Towards a safer future
By advancing battery technology, implementing rigorous safety protocols, and fostering a culture of awareness and preparedness, we can mitigate these risks. Continued research into the mechanisms of thermal runaway and the development of advanced materials and designs will bring success. This includes exploring alternatives to current lithium-ion chemistry that may offer similar energy densities with reduced risks.
Moreover, the integration of smart technology (artificial intelligence) into battery management systems (BMS) represents a significant opportunity to improve safety. Advanced BMS can monitor the health of each cell in real time, identifying potential issues before they escalate into dangerous situations. This proactive approach to battery safety can prevent many incidents of thermal runaway, reducing the risk to both individuals and property.
Regulation and policy
Governments and regulatory bodies play a crucial role in ensuring the safe use of lithium-ion batteries. This involves setting standards for manufacturing, usage, transportation, and disposal to minimise environmental impact and prevent accidents. Policy initiatives that encourage the recycling and proper disposal of lithium-ion batteries can also mitigate the risks associated with damaged or aged batteries.
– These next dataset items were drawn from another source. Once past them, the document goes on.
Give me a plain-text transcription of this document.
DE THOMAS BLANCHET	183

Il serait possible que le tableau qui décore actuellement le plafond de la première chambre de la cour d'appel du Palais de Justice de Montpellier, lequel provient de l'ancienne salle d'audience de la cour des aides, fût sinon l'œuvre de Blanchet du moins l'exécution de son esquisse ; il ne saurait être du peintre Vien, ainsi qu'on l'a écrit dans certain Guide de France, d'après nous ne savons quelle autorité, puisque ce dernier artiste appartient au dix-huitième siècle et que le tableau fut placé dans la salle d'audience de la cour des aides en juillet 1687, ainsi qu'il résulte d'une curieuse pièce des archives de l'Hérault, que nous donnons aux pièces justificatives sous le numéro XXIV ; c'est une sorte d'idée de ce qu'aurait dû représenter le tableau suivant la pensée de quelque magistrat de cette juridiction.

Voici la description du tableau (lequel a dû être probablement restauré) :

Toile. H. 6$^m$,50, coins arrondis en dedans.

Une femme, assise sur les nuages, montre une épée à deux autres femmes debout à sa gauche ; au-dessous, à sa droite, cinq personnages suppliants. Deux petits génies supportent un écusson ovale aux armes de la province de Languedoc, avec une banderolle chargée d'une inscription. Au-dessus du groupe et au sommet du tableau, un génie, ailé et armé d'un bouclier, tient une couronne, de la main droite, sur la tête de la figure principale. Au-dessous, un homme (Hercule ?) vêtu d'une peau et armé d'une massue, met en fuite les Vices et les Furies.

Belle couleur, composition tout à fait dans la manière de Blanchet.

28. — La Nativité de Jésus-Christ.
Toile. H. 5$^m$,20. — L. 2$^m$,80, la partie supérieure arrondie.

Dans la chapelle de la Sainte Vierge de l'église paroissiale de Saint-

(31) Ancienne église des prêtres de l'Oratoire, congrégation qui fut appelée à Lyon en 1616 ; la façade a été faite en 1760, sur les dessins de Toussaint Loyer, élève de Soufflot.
Furthermore, international collaboration is essential for developing and harmonising safety standards. Given the global nature of the battery supply chain and the widespread use of lithium-ion batteries across borders, consistent safety protocols can help prevent accidents and facilitate rapid responses when incidents do occur.
However, there is still much to be done as the case of lithium-ion batteries seems to be more complex than initially thought.
Education and awareness
Consumer education is a cornerstone of lithium-ion battery safety. Many users are unaware of the risks associated with improper use, such as using incompatible chargers, exposing batteries to extreme temperatures, or physically damaging them. Educational campaigns can inform the public about how to safely use, store, and dispose of lithium-ion batteries, significantly reducing the risk of accidents.
For professional settings, specialised training for first responders, engineers, and technicians who work with lithium-ion batteries is essential. This training should cover the fundamentals of lithium-ion battery technology, the risks of thermal runaway, and specific emergency response techniques for incidents. Such knowledge is crucial for ensuring that those on the front lines are prepared to act effectively and safely.
While lithium-ion batteries have become integral to modern life, the potential for thermal runaway and its associated risks necessitates a comprehensive approach to safety. Through a combination of advanced technology, stringent safety standards, informed policy and public education, we can harness the benefits of lithium-ion batteries while minimising their dangers. As we continue to rely more on these powerful sources of energy, our commitment to safety will ensure that we can do so without compromising the well-being of individuals or the environment.